Periodic Reporting for period 3 - CleverGenes (Novel Gene Therapy Based on the Activation of Endogenous Genes for the Treatment of Ischemia - Concepts of endogenetherapy, release of promoter pausing, promoter-targeted ncRNAs and nuclear RNAi)
Reporting period: 2018-11-01 to 2020-04-30
Endogenous gene activation
In the promoter activation approach based on short hairpin nucleotides that bind specifically to desired promoter elements, we have shown that it is possible to activate both VEGF-A and VEGF-C expression in various endothelial cell lines from mouse, pig and human and also to regulate expression of VEGF receptor-1. Results have been recently summarized (Laham-Karam N et al. Antioxid Redox Signal 29:813-831, 2018.). We have also shown that endothelial cell differentiation is strongly influenced by long range interactions between inactive chromatin regions and that non-coding RNAs have significant roles in this process (Niskanen H et al. Nucleic Acids Res. 46:1724-1740, 2018.). These techniques have also revealed that so-called super enhancer elements found in endothelial cells and cardiomyocytes significantly affect the formation of transcriptionally active clusters and this would also explain at least partially the coordinated regulation of multiple genes during processes like angiogenesis.
In order to better understand transcription programs related to angiogenesis and hypoxia-induced effects, we have undertaken deep sequencing studies to clarify coding and non-coding RNA expression in endothelial cells. We have found a long non-coding antisense RNA, which is involved in the coordinated regulation of HIF-1α and HIF-2α. Also, target gene profiles of HIF-1α and HIF-2α are clearly distinct and therefore serve for different purposes in tissue survival and repair under ischemic attacks (Downes NL et al. Mol Ther. 26:1735-1745, 2018.). Additional information about important target genes and gene expression profiles, including non-coding RNAs, have been analyzed (Kaikkonen MU et al. Circulation: Cardiovascular Genetics. 10(3), 2017. Laakkonen JP et al. Angiogenesis. 20:109-124, 2017.).
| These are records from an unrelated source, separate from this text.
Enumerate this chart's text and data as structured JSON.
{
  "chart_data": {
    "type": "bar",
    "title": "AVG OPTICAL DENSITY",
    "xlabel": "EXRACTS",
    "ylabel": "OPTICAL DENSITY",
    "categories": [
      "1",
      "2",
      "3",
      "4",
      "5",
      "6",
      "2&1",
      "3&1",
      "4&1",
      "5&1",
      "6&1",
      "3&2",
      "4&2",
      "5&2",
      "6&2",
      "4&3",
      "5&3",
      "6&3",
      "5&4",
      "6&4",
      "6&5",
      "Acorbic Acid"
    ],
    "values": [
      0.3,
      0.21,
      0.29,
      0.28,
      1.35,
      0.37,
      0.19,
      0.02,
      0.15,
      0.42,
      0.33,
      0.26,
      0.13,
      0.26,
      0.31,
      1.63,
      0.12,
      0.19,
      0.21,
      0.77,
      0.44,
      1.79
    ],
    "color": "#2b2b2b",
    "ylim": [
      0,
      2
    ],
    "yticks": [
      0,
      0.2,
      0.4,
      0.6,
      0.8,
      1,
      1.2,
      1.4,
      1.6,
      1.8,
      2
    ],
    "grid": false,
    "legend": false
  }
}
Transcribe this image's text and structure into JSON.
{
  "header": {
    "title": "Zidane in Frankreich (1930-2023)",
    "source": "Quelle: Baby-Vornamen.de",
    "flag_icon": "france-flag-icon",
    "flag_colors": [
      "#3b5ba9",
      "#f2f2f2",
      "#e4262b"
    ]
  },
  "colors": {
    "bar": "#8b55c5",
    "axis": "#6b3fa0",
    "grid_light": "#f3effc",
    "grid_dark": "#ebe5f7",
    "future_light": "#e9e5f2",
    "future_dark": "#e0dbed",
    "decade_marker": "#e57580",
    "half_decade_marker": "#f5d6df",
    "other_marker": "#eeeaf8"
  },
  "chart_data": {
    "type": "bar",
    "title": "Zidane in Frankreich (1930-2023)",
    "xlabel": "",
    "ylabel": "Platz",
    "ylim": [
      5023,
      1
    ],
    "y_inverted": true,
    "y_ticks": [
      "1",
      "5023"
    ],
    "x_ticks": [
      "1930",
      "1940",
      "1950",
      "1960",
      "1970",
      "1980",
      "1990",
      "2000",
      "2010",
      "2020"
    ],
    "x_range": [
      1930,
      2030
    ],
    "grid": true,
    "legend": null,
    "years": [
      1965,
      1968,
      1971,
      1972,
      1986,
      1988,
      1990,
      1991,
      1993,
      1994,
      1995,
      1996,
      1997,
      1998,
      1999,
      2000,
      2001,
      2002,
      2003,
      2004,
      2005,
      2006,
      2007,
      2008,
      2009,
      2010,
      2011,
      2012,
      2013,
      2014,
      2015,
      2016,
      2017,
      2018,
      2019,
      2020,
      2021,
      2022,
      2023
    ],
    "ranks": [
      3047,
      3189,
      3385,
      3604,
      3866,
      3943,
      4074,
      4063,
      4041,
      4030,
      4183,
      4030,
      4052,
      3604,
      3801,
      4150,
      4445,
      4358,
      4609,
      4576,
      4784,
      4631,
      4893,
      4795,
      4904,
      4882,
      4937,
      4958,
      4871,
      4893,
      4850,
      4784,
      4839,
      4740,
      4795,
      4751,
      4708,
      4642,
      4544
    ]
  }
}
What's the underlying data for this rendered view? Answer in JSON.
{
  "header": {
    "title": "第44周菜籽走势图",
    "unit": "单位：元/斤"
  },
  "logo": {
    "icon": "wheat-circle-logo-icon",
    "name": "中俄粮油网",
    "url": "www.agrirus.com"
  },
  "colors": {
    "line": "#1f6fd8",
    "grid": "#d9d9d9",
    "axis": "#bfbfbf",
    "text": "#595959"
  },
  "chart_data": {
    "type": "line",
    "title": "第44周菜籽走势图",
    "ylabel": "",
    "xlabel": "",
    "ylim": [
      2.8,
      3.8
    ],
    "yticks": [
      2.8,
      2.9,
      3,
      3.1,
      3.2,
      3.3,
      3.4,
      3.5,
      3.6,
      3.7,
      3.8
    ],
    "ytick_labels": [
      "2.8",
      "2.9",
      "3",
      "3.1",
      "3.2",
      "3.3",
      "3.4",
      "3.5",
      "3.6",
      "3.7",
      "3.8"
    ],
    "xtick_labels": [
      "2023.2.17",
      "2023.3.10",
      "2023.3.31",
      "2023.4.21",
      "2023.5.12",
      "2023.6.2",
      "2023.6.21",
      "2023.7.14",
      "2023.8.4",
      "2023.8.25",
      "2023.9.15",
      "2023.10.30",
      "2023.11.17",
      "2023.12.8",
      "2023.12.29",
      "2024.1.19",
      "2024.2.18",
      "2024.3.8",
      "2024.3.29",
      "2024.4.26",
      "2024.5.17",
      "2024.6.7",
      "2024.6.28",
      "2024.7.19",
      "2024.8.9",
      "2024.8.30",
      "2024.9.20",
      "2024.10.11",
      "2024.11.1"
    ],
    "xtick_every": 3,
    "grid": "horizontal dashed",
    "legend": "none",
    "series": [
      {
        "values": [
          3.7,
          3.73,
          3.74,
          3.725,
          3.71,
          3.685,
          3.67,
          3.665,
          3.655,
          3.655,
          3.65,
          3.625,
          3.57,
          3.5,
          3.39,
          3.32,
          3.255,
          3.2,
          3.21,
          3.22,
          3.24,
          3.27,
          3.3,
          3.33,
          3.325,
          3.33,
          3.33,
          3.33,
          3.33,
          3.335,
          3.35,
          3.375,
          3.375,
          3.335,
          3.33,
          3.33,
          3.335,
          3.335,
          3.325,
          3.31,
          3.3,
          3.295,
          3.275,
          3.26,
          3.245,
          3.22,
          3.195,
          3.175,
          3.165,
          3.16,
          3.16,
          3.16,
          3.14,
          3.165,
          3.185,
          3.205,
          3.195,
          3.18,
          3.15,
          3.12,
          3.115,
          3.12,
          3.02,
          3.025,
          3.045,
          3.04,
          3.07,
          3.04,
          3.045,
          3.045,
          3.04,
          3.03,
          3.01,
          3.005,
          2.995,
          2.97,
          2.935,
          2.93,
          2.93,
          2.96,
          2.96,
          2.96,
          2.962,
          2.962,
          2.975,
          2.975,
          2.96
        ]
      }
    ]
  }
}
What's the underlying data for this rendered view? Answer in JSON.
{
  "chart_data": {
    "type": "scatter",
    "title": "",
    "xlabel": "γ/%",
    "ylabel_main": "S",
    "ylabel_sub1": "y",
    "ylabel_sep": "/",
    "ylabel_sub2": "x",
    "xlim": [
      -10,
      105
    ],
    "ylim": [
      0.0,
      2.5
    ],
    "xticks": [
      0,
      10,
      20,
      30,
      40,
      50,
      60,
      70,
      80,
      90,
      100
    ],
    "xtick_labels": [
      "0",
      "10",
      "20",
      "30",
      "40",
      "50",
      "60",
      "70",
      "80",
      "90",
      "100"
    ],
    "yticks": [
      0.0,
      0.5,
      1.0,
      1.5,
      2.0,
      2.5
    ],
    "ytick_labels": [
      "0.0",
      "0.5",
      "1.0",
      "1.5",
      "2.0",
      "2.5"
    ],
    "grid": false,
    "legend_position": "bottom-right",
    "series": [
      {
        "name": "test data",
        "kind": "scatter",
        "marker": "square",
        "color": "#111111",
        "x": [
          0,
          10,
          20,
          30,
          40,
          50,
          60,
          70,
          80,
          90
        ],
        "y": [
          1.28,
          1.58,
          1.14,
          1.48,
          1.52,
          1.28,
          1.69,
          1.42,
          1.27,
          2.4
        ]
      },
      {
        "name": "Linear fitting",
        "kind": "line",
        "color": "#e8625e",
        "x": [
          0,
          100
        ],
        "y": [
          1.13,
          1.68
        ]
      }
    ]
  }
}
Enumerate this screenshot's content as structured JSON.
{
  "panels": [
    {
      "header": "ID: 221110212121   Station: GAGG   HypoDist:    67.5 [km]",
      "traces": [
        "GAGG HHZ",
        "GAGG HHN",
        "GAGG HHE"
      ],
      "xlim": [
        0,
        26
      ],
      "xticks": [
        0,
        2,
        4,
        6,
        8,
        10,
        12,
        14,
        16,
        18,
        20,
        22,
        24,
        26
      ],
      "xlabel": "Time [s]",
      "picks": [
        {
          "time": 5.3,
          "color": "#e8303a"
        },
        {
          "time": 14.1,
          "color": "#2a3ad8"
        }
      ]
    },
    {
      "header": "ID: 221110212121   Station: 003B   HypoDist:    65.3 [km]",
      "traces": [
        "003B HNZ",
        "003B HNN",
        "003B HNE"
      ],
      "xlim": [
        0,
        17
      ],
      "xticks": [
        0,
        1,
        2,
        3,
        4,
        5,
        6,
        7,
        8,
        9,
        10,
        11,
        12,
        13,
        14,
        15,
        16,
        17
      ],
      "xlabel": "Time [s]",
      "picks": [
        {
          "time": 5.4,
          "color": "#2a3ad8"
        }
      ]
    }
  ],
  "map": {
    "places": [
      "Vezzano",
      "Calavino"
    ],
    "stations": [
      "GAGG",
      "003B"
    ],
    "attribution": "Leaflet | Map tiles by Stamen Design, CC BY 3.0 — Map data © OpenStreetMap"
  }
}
New vector technology for safe harbor gene integration
Studies have progressed to develop better vectors, which could avoid random integration into potentially dangerous sites in human genome. This technology targets transgenes to specific sites in ribosomal RNA genes. The work has progressed more slowly because it involves extensive bioinformatics analysis of all genomic regions and interestingly enough, not all telomeric areas, which contain RNA genes, have been fully sequenced and characterized even in the latest version of human genome (hg19).
In vivo testing of new vectors and treatment constructs
We have further developed our pig chronic myocardial ischemia model and developed methods to utilize radiowater-PET imaging to quantify absolute blood flow in myocardium during acute and chronic ischemia (Nurro J et al. Heart 102:1716-1720, 2016.). Methods have already been utilized in the analysis of gene expression in normal, ischemic hibernating areas and infarction scar areas in our pig model combining pathological and sequencing findings to PET and MRI imaging (Kaikkonen MU et al. Circulation: Cardiovascular Genetics. 10(3), 2017.). We have found that lentiviral vectors cause only modest expression in normal and ischemic myocardium, whereas AAV-2 and AAV-8 vectors seem to be efficient in transducing cardiomyocytes (Lähteenvuo J & Ylä-Herttuala S. Hum Gene Ther. 28:1024-1032, 2017.).
Clinical testing of new proangiogenic endogenetherapy constructs
No clinical trial has been started since selection of the best possible constructs and delivery vectors is still under way. Therefore, no ethical or regulatory applications have been submitted.